Brandenburgs Wissenschaftsministerin Martina Münch (SPD) glaubt nicht, dass der Fachhochschul-Hintergrund von Von Grünberg entscheidend für seine Niederlage im BTU-Senat war. „Als theoretischer Physiker hat er ausreichend universitäre Erfahrungen“, sagt sie. Vielmehr sieht Münch in der Entscheidung des Senats einen Richtungsstreit, wie er derzeit an mehreren bundesdeutschen Universitäten geführt werde. Auf der einen Seite seien starke Manager gefragt, die eine Universität wie ein modernes Unternehmen führen, andere Hochschulen setzten eher auf Präsidenten, die sich ganz auf die Forschungsleistung ihrer Uni konzentrieren. Und Martina Münch räumt auch offen ein: „Für das Ministerium wäre Hans-Hennig von Grünberg ein unbequemer Partner gewesen, da er sehr dezidierte Forderungen gestellt hätte. Er hätte der BTU sicherlich gutgetan.“

Als einen „bedauerlichen Rückschlag für den Strukturwandelprozess in der Lausitz“, bezeichnete Klaus Freytag, der Lausitzbeauftragte des Brandenburger Ministerpräsidenten Dietmar Woidke (SPD), die gescheiterte Wahl. Gerade jetzt, wo in neue Institute und Forschungsfelder investiert werden soll, suchten die Kooperationseinrichtungen einen starken Ansprechpartner an der Spitze der Universität, der mit ihnen gemeinsam die Wissenschaftsperspektiven in der Lausitz planen könne.

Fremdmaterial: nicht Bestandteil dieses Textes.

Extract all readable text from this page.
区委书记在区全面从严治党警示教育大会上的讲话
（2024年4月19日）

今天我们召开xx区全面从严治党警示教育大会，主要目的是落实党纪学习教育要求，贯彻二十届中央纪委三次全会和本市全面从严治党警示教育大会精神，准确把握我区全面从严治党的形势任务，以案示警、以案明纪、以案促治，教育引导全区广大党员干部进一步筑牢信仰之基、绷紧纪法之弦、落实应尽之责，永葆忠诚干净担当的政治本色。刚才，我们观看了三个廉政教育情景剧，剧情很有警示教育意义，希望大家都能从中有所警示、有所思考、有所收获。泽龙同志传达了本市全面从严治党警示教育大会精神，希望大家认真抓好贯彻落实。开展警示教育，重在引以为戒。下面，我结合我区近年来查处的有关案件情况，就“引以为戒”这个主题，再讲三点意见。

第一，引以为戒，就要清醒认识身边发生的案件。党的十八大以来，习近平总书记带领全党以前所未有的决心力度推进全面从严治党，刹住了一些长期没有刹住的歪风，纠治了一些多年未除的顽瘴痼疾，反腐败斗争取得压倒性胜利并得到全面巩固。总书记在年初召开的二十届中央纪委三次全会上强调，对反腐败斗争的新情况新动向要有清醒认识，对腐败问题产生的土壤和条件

Messbare Erfolge an der Hochschule Niederrhein

In der deutschen Hochschullandschaft hat der Name Von Grünberg durchaus einen guten Klang. 2017 wurde er immerhin als „Hochschulmanager des Jahres“ ausgezeichnet. Mit dem Preis würdigen das Centrum für Hochschulentwicklung (CHE) und die Wochenzeitung „Die Zeit“ seit einigen Jahren Führungskräfte, die in ihren Hochschulen für eine besondere Dynamik sorgen.

Hans-Hennig von Grünberg konnte in seiner Amtszeit am Niederrhein durchaus messbare Erfolge verbuchen. Immerhin stieg die Zahl der Studierenden dort von knapp 11 000 bei seinem Amtsantritt auf inzwischen knapp 15 000. Eines von vielen Themen, das auch die  BTU extrem beschäftigen muss. Schließlich ist die Zahl der Studierenden seit dem Jahr 2013 von damals rund 10 000 auf inzwischen nicht einmal mehr 7000 gesunken.

Vor einer Woche hatte sich Hans-Hennig von Grünberg im großen Hörsaal der BTU in Cottbus den Wissenschaftlern, Studierenden und Mitarbeitern der Universität als einziger verbliebener Bewerber für den Präsidentenposten vorgestellt.

Die grassierenden Schwindsucht bei den Studierendenzahlen wollte von Grünberg mit neuen, besonderen Studienprogrammen, „die den Idealismus der jungen Menschen ansprechen“, kurieren.

Bei seiner Präsentation forderte er für die Lausitzer Uni eine führende Rolle bei der Bewältigung des wirtschaftlichen Strukturwandels. Diese Uni sei schließlich die einzige, die explizit in den Kohleausstiegspapieren der Bundesregierung immer wieder genannt werde.

Schwierige Kandidatensuche an der BTU

Es ist nicht zum ersten Mal, dass sich die Suche nach einem BTU-Präsidenten so langwierig gestaltet. Eine ähnlich schwierige Kandidatenwahl hat die BTU schon vor zwölf Jahren erlebt. Damals dauerte es über ein Jahr, bis ein Nachfolger für den langjährigen Präsidenten Ernst Siegmund gefunden war, dessen Wiederwahl im Senat damals gescheitert war. In einem nächsten Versuch wurde dann ein externer Bewerber gewählt, der seinen Posten antreten wollte: ihm war die Finanzausstattung der Universität zu mager. Daraufhin stellten sich zwei weitere externe Professoren zur Wahl, die am Ende der Technikphilosoph Walther Christoph Zimmerli für sich entscheiden konnte.

Auch jetzt muss die Präsidentensuche wieder weitergehen. Möglicherweise beginnt sie erneut mit einer öffentlichen Ausschreibung des Postens in der Lausitz. Und die fünfköpfige Findungskommission muss ihre Arbeit von vorne beginnen.